I have railed before about how the US Patent and Trademark Office has allowed numerous really stupid technology patents and here comes another example. Dell is trademarking “cloud computing”. The Wall Street Journal notes:

“Cloud computing” is the buzz-word du jour in the tech world. Its practitioners include Amazon.com, Google, H-P and as of this week AT&T. All of these companies seem to use the phrase differently, but it may not be up to them to decide on the meaning: Dell is in the process of trademarking the term.

The term “cloud” has been used to describe the Internet for almost as long as the collection of networks has existed. “Cloud computing” has been in regular use since 2001, according to our search of news stories using the service Factiva, and technology vendors generally apply the term to various forms of computing that involves the Web.
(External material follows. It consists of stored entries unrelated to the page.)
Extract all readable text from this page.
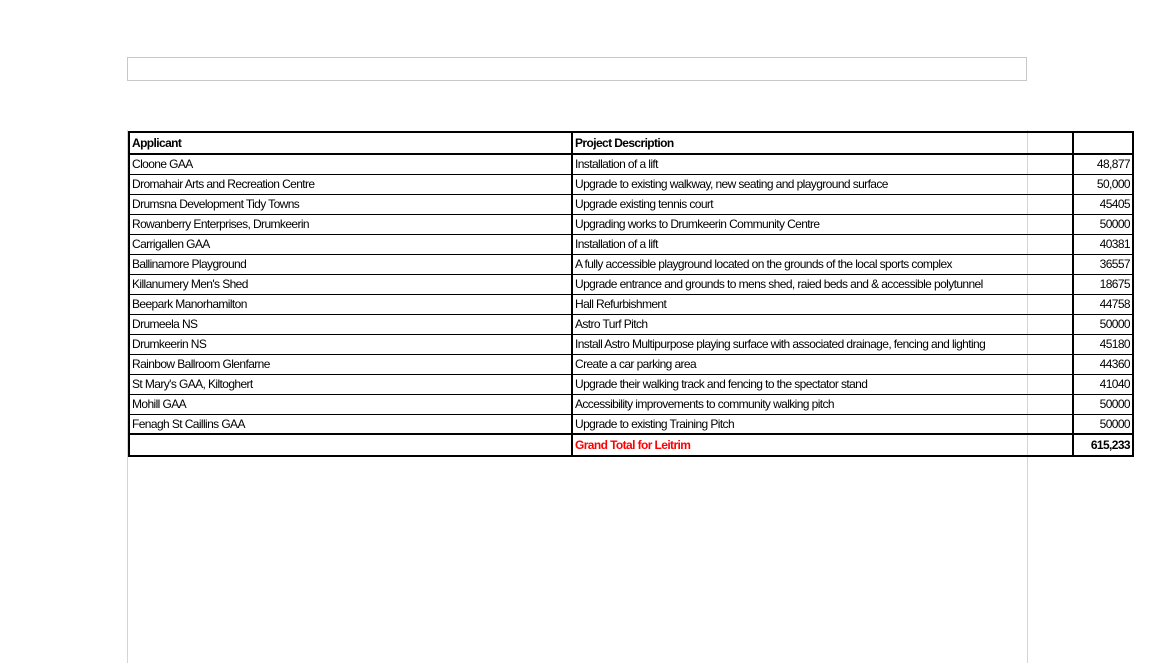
Applicant	Project Description	
Cloone GAA	Installation of a lift	48,877
Dromahair Arts and Recreation Centre	Upgrade to existing walkway, new seating and playground surface	50,000
Drumsna Development Tidy Towns	Upgrade existing tennis court	45405
Rowanberry Enterprises, Drumkeerin	Upgrading works to Drumkeerin Community Centre	50000
Carrigallen GAA	Installation of a lift	40381
Ballinamore Playground	A fully accessible playground located on the grounds of the local sports complex	36557
Killanumery Men's Shed	Upgrade entrance and grounds to mens shed, raied beds and & accessible polytunnel	18675
Beepark Manorhamilton	Hall Refurbishment	44758
Drumeela NS	Astro Turf Pitch	50000
Drumkeerin NS	Install Astro Multipurpose playing surface with associated drainage, fencing and lighting	45180
Rainbow Ballroom Glenfarne	Create a car parking area	44360
St Mary's GAA, Kiltoghert	Upgrade their walking track and fencing to the spectator stand	41040
Mohill GAA	Accessibility improvements to community walking pitch	50000
Fenagh St Caillins GAA	Upgrade to existing Training Pitch	50000
	Grand Total for Leitrim	615,233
Given the previous use of the term, why didn’t the US Patent and Trademark Office just laugh when Dell submitted its application? I have no idea what goes on in the minds(?) of bureaucrats but here is some reaction:

We couldn’t get any company involved with cloud computing to tell us what they thought of Dell’s trademark on the record. But people who insisted on anonymity called the trademark absurd and a joke. And considering that Dell isn’t at the top of most people’s lists of cloud-computing innovators, they also thought it was odd that Dell was the one trademarking the term.